Escribe: Aníbal Arredondo
Cuando me siento a escribir, lo primero que hago es pensar, y luego pienso un poco más. Las palabras no llegan de golpe, sino que me rodean como zorzales al amanecer, hasta que, de repente, una idea se posa en mi mente. ¿Qué quiero contar? ¿A quién le estoy escribiendo? Hace un tiempo, escuchaba a Chabuca Granda, y aunque mis dedos ya no responden como antes a las órdenes de la guitarra, la música mi música sigue siendo lo más sagrado en mi vida diaria.
Escuchar a Chabuca me transporta, como si me tomara de la mano, a esos días en que mi madre hablaba de su nacimiento. En su voz había una especie de solemnidad al contar la historia, como si lo que iba a narrar no fuera la biografía de una cantante, sino el origen de una deidad de la canción.

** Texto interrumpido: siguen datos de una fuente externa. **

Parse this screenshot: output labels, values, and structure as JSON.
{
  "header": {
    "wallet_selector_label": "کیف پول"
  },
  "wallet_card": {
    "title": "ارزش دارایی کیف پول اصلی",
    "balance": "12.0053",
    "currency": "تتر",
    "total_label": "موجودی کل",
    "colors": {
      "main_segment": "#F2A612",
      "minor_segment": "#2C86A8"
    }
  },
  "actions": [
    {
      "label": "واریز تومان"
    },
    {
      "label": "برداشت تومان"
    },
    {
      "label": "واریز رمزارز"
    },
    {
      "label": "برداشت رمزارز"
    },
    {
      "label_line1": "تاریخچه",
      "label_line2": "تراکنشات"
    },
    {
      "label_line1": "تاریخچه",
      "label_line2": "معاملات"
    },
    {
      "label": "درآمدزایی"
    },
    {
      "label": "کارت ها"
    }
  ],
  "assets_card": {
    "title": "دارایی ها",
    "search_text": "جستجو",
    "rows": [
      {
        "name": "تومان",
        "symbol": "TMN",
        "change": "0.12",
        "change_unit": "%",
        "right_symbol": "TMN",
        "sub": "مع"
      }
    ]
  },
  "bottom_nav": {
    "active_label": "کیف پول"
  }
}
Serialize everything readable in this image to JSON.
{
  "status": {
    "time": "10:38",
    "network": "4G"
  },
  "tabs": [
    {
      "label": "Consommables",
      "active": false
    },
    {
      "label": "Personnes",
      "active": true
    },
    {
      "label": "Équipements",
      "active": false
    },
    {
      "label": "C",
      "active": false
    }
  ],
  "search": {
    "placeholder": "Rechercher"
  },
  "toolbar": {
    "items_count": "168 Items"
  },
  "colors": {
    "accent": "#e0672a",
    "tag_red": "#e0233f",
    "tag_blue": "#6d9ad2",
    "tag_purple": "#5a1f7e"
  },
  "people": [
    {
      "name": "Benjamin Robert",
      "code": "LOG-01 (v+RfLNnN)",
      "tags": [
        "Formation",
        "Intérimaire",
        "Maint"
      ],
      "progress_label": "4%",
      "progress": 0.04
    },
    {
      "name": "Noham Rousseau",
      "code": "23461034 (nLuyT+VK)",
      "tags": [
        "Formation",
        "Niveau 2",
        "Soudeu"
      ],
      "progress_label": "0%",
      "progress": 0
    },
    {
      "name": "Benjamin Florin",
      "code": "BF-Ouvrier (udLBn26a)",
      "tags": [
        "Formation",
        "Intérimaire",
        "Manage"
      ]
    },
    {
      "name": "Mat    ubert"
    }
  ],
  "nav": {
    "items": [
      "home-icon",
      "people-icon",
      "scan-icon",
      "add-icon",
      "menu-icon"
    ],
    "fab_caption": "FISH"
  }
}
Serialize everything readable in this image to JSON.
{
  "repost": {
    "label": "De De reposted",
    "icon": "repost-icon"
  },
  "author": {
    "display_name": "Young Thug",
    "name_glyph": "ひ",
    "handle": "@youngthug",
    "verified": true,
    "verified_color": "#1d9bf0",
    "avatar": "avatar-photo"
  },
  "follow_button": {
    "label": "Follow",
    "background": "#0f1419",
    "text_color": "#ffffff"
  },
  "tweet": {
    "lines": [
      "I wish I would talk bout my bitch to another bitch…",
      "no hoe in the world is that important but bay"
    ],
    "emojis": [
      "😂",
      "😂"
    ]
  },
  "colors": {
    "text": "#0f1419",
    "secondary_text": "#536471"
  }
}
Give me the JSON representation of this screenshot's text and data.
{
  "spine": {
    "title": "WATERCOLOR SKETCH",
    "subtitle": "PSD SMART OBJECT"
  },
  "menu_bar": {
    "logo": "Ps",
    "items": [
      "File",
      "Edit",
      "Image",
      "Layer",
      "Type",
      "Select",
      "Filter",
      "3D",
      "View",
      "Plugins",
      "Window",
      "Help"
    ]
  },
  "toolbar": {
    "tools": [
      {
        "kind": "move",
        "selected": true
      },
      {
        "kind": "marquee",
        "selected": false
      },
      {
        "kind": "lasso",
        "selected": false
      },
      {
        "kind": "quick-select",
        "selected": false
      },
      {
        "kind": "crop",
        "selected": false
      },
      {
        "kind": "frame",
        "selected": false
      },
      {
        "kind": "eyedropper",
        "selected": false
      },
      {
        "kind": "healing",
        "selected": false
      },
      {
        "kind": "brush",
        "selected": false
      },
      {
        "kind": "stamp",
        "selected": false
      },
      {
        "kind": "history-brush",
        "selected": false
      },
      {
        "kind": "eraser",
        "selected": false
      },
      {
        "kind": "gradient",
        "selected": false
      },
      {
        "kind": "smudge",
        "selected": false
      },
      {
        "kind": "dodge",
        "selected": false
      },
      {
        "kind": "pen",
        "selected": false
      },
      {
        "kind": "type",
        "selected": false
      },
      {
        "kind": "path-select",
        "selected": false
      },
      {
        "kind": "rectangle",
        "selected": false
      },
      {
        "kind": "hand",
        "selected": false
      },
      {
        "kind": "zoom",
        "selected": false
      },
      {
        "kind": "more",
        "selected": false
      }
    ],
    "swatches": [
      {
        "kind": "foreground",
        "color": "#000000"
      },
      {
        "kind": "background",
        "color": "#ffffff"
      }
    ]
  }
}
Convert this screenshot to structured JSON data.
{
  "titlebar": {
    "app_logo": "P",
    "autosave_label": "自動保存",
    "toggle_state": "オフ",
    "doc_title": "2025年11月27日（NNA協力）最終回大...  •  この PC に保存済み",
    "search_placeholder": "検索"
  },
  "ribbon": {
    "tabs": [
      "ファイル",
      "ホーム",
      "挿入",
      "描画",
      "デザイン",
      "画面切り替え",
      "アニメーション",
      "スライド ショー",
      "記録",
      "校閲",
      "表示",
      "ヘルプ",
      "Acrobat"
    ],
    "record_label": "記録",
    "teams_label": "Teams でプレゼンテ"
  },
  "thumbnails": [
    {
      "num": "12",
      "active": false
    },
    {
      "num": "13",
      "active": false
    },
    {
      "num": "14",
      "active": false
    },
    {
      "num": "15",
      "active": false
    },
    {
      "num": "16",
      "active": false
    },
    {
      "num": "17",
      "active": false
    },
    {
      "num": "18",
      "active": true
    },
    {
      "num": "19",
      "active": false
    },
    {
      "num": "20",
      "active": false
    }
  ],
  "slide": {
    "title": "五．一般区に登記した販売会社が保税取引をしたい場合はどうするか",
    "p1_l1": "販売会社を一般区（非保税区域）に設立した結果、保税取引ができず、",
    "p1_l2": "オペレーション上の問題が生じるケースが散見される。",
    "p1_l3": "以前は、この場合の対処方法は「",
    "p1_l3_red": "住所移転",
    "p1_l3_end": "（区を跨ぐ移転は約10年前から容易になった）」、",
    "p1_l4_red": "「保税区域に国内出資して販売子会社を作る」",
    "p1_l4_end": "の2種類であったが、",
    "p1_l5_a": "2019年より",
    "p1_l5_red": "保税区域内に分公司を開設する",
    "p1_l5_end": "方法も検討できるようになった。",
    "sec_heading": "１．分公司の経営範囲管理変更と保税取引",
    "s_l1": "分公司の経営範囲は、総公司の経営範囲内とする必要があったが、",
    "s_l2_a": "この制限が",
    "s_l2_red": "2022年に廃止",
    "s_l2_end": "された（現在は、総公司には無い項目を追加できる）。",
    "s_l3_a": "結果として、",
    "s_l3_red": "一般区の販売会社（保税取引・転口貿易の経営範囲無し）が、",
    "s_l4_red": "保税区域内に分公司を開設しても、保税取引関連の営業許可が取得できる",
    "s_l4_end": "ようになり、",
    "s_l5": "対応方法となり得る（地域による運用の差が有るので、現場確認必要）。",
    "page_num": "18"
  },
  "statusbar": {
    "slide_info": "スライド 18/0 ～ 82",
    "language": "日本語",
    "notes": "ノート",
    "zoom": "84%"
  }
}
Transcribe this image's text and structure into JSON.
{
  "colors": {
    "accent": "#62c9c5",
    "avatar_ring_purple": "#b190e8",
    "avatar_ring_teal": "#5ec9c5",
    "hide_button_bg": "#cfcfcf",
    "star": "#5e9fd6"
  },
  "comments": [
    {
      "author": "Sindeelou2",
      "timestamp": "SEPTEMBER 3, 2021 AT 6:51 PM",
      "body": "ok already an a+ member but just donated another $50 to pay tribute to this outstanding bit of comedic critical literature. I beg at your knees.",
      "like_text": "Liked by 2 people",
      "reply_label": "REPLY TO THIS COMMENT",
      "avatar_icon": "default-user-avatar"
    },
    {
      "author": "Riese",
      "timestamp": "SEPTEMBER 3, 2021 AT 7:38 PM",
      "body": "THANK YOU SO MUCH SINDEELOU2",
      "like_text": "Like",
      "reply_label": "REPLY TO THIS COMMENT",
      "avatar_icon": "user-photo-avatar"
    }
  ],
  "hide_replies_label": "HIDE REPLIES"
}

Chabuca Granda nació en un rincón alto y dorado del Perú: Cotabambas, en la mina de Cochasayhuas, un 3 de septiembre de 1920, cuando el cielo, quiero imaginar estaba lleno de estrellas como lentejuelas en una pollera negra. Ese día, la tierra, que en ese lugar daba oro, también trajo al mundo a una niña destinada a brillar más que todo el mineral extraído por generaciones.
Cotabambas fue provincia mucho antes de que muchos la notaran, desde los inicios de la República, y ya en 1873 pertenecía al departamento de Apurímac. Allí, entre montañas que conversan con el viento y ríos que susurran en quechua, se encontraba Cochasayhuas, una mina de oro administrada por una compañía americana, pero gestionada por el ingeniero Eduardo Antonio Granda y San Bartolomé, quien llegó con su esposa Isabel Susana Larco Ferrari a ese rincón remoto del mundo.
Y como sucede con las historias verdaderamente hermosas, entre vetas de oro y el sudor de los mineros, nació Isabel María Granda y Larco, la niña que se convertiría en Chabuca. No creo que haya llegado al mundo en una noche cualquiera, sino en una donde el cielo brillaba con la intensidad de las alturas, y el frío helado de la madrugada daba paso a un sol ardiente que lo iluminaba todo.
Esa niña me gusta imaginar aprendió a hablar con el viento, a mirar con la profundidad de los cóndores, y a sentir el temblor de la tierra como si fuera un ritmo secreto. Creció rodeada de mujeres quechuas que no solo le enseñaron palabras, sino también maneras de ver el mundo. Se desarrolló entre cuentos y canciones, bajo lluvias intensas y cielos tan despejados que uno podía lavarse la cara con las estrellas.
Años después, Lima le revelaría otro tipo de grandeza: palacetes, largas veredas, el aroma a jazmín y balcones coloniales. Pero Chabuca, con el corazón forjado en las alturas, nunca olvidó de dónde venía. Por eso lo proclamaba, por eso lo escribía. Decía, con ese acento suave como un vals:
"Allí nací
Entre vetas de oro, amor y sacrificio
He visto la luz muy cerca del sol de los incas
Soy hermana de los cóndores
Nací en tan alto que solía lavarme la cara con las estrellas..."
No exageraba. Ella tenía una visión única de su país, como si lo observara desde una distancia mística que solo los verdaderos poetas poseen.
Chabuca fue más que una letrista, más que una compositora. Fue una alquimista de la palabra, una cantautora de los barrios limeños, una embajadora de la peruanidad. Su guitarra no era solo un instrumento, era un corazón latiendo de madera. Por sus venas no corría sangre, sino valses, marineras y festejos. Todo lo que tocaba brillaba, como si llevara vetas de oro en el alma.
“La flor de la canela” se convirtió en un himno, en un pasaporte, en una carta de amor a Lima. Grandes voces como Julio Iglesias, María Dolores Pradera, Joaquín Sabina y Eva Ayllón la versionaron. Su eco llegó a España, Argentina y Cuba. Y hoy sigue viva en la voz de Juan Diego Flórez, Susana Baca y tantas otras almas que le prestan su garganta al espíritu de Chabuca.
Porque Chabuca no ha muerto. Ella sigue viva, galopando junto a José Antonio por la Alameda de los Descalzos, rodeada de flores de Amancaes y faroles de gas. Nos canta desde el más allá, como si el cielo tuviera su propia peña criolla.